La plupart des grandes villes de la region d’Agadez, dont Ingall, Assodé, et Aouderas tombent sous contrôle rebelle pendant plusieurs mois avant que des renforts dépêchés de Zinder ne viennent relever la garnison française d’Agadez en mars 1917 et reprennent le contrôle des villes passées sous contrôle des combattants touaregs. Les rebelles sont alors contraints de se retirer vers le nord (Fezzan) où leur chef fut pendu à Mourzouq par des forces locales hostiles à son mouvement.

La rébellion touarègue de 1963-1964, parfois appelée première rébellion touarègue ou Alfellaga, est une insurrection des populations Touaregs, dans ce qui est maintenant le nord du Mali, commençant peu après l’indépendance de cette nation vis à vis de la France en 1960. Cette courte révolte n’a pu être réprimée qu’avec l’entrée dans le conflit du Maroc et de l’Algérie en 1963, qui ont déposé les 35 chefs de la rébellion, puis imposé une autorité militaire sur les régions touarègues.
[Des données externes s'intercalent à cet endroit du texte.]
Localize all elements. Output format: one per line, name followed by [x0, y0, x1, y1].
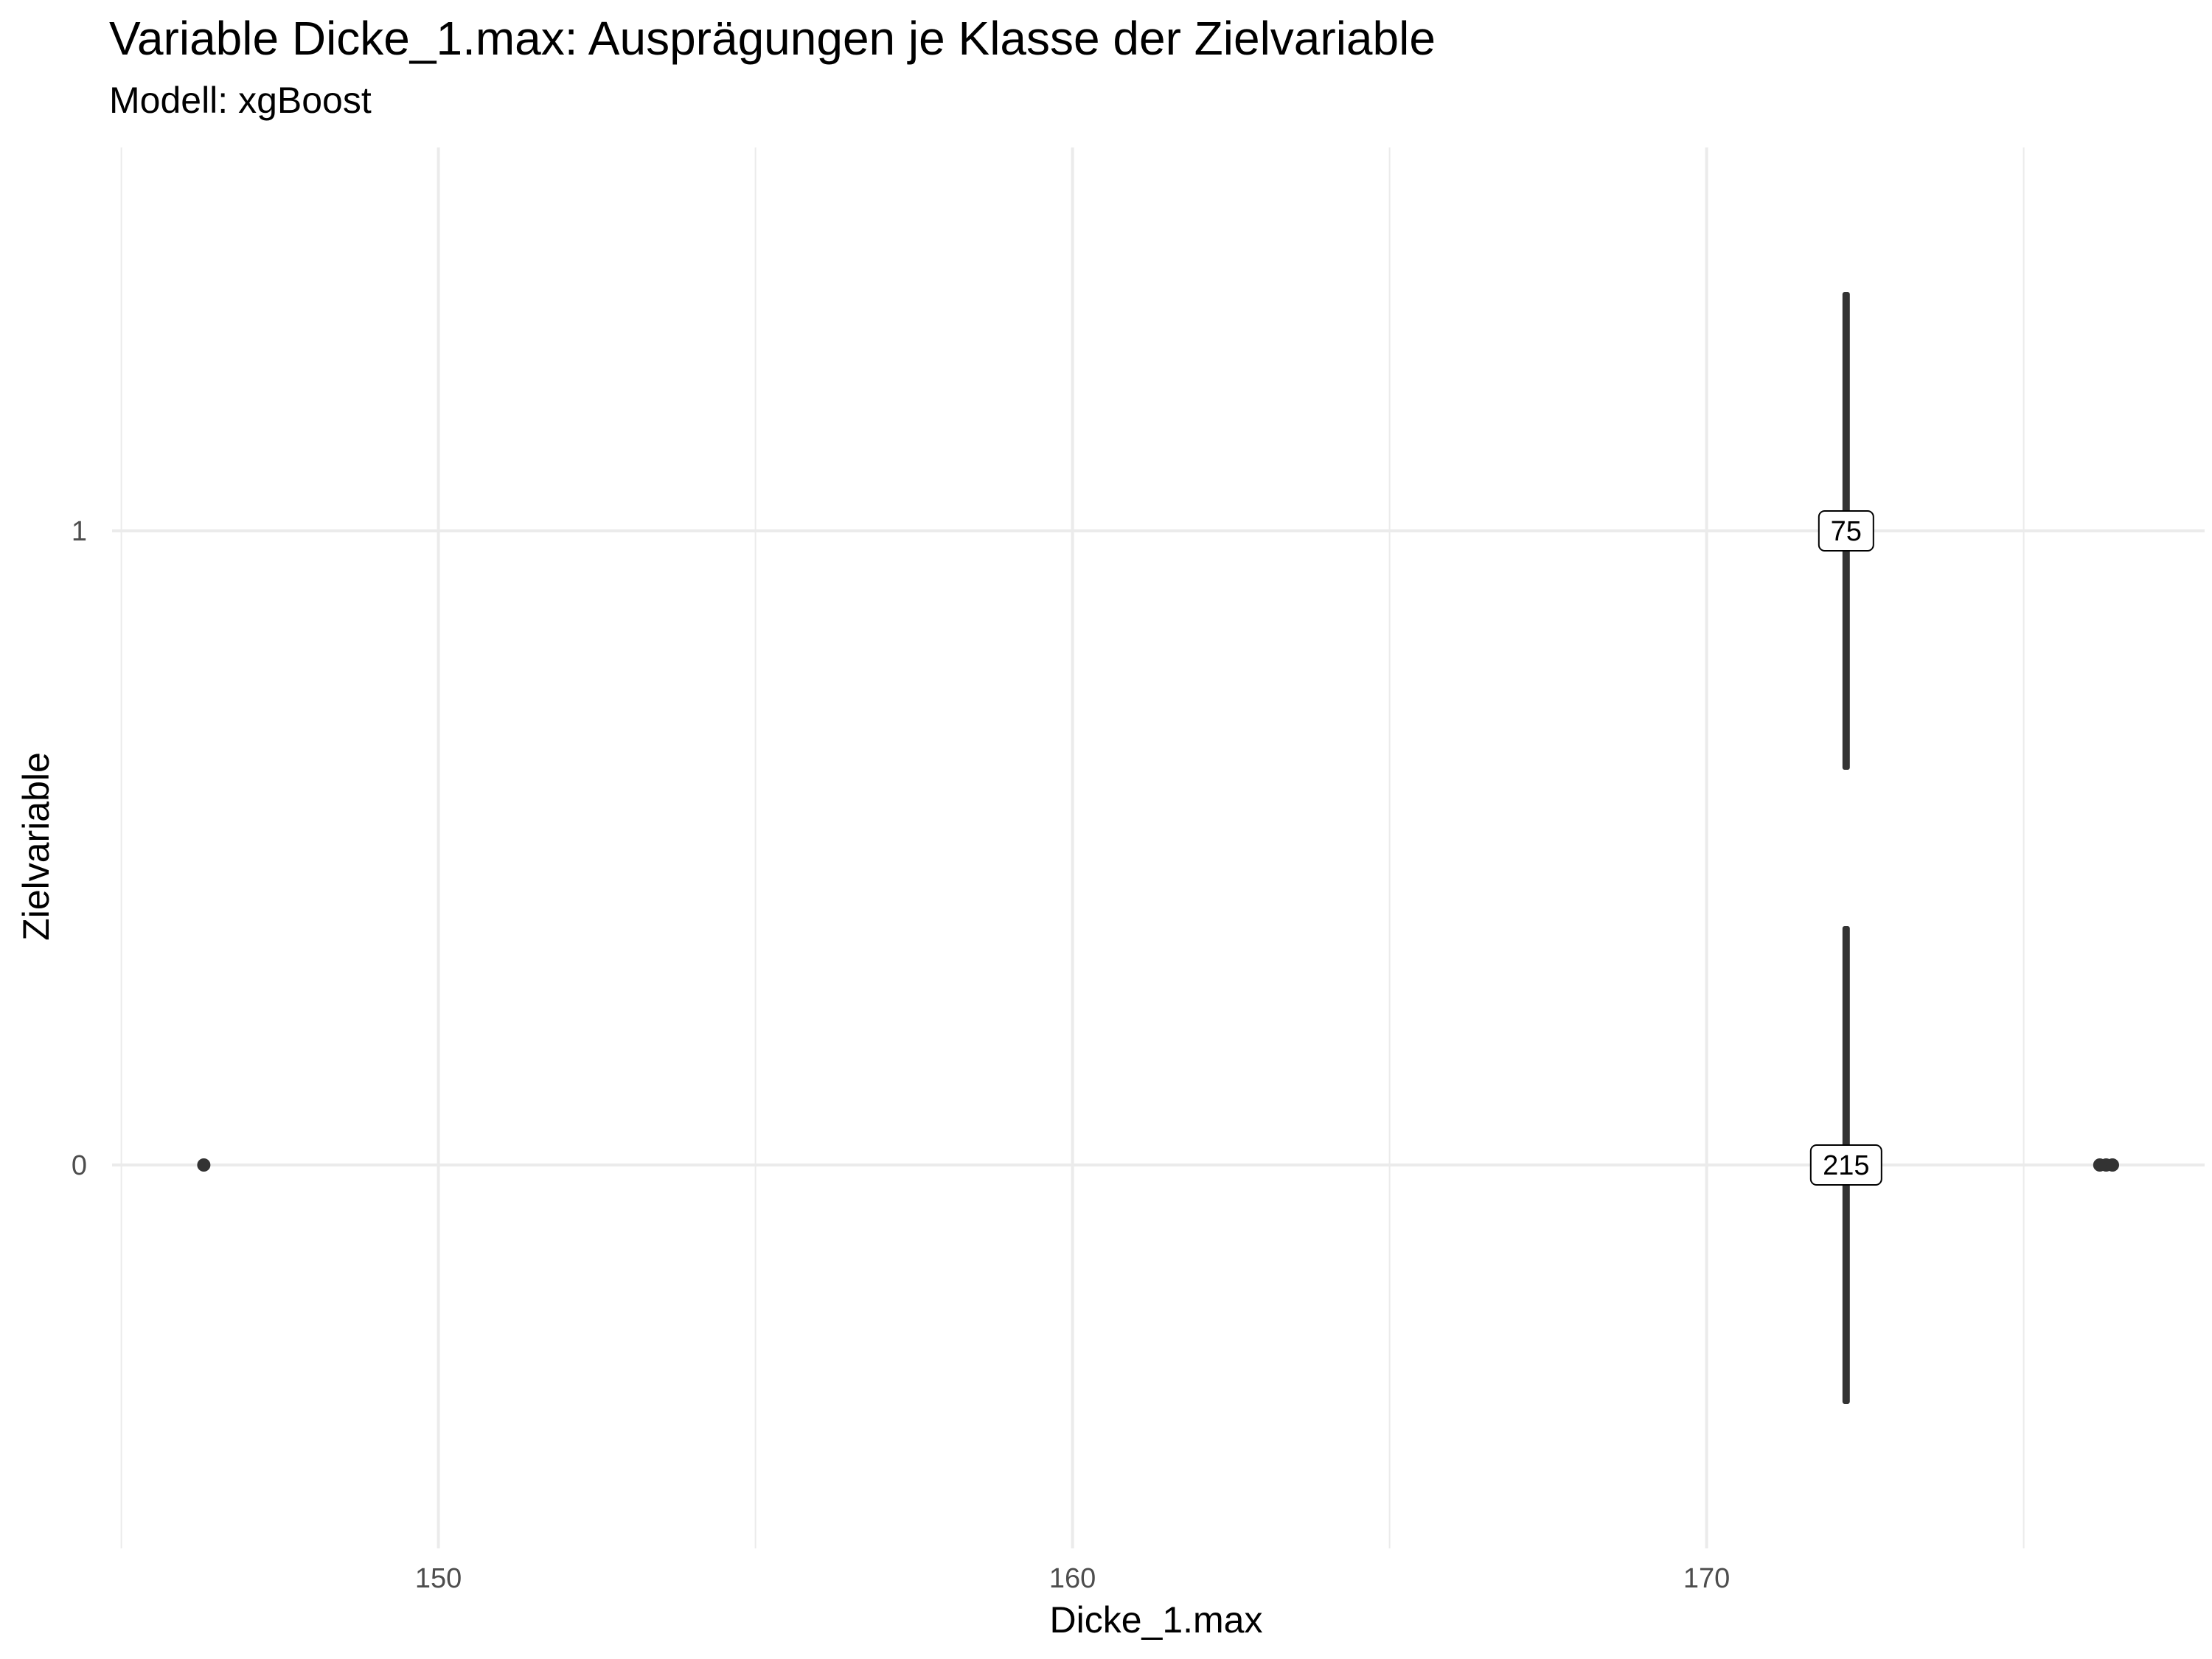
chart-title: Variable Dicke_1.max: Ausprägungen je Kl…	[109, 12, 1436, 65]
chart-subtitle: Modell: xgBoost	[109, 80, 372, 121]
x-tick-label: 170	[1683, 1563, 1730, 1594]
count-label: 75	[1831, 516, 1862, 547]
axis-ticks: 150 160 170 0 1	[72, 516, 1730, 1594]
y-axis-title: Zielvariable	[15, 752, 57, 941]
y-tick-label: 1	[72, 516, 87, 547]
grid-lines	[112, 147, 2205, 1548]
x-tick-label: 150	[415, 1563, 462, 1594]
x-tick-label: 160	[1049, 1563, 1096, 1594]
outlier-point	[197, 1158, 211, 1172]
y-tick-label: 0	[72, 1150, 87, 1181]
outlier-point	[2106, 1158, 2119, 1172]
x-axis-title: Dicke_1.max	[1050, 1599, 1263, 1641]
chart-marks	[197, 292, 2119, 1404]
count-label: 215	[1823, 1150, 1869, 1181]
count-labels: 75 215	[1809, 510, 1882, 1186]
count-label-box	[1809, 1144, 1882, 1186]
count-label-box	[1818, 510, 1874, 552]
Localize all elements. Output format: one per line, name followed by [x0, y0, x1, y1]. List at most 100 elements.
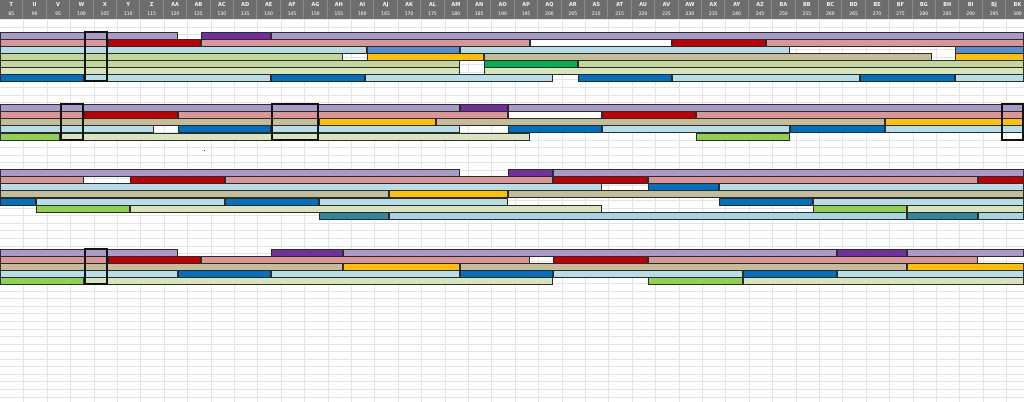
column-number-ap: 195: [515, 10, 539, 19]
column-letter-af[interactable]: AF: [281, 0, 305, 10]
column-gridline: [748, 19, 750, 402]
teal-bar[interactable]: [319, 212, 389, 220]
column-letter-bh[interactable]: BH: [936, 0, 960, 10]
column-letter-ax[interactable]: AX: [702, 0, 726, 10]
column-letter-bj[interactable]: BJ: [983, 0, 1007, 10]
column-letter-z[interactable]: Z: [140, 0, 164, 10]
column-letter-ae[interactable]: AE: [257, 0, 281, 10]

Beaucoup dans le nord peu peuplé et ethniquement distinct du Mali ainsi que dans le sud de l’Algérie et le nord du Niger s’attendaient à ce qu’une nation touarègue, berbère et arabe indépendante soit formée par les régions désertiques du Sahara à la fin du colonialisme français. Les Touareg et d’autres groupes minoritaires n’étaient pas intégrés dans le nouveau gouvernement du Mali, et lorsque le gouvernement a commencé à promouvoir une loi de réforme agraire qui pourrait menacer les terres traditionnelles des tribus touarègues, ils ont protesté. Ceci ajouté au mécontentement suscité par le nouveau gouvernement a conduit certains Touaregs du nord du Mali à se rebeller en 1963. La révolte concernait essentiellement la tribu des Ifoghas.

Las rébellions touarègues de 1990-1996, 2006-2009  et suivantes sont des conflits armés qui ont opposé les Touaregs aux gouvernements du Mali et du Niger. Une lutte qui cherche une meilleure intégration des Touaregs dans la société aux niveaux économique, politique et social.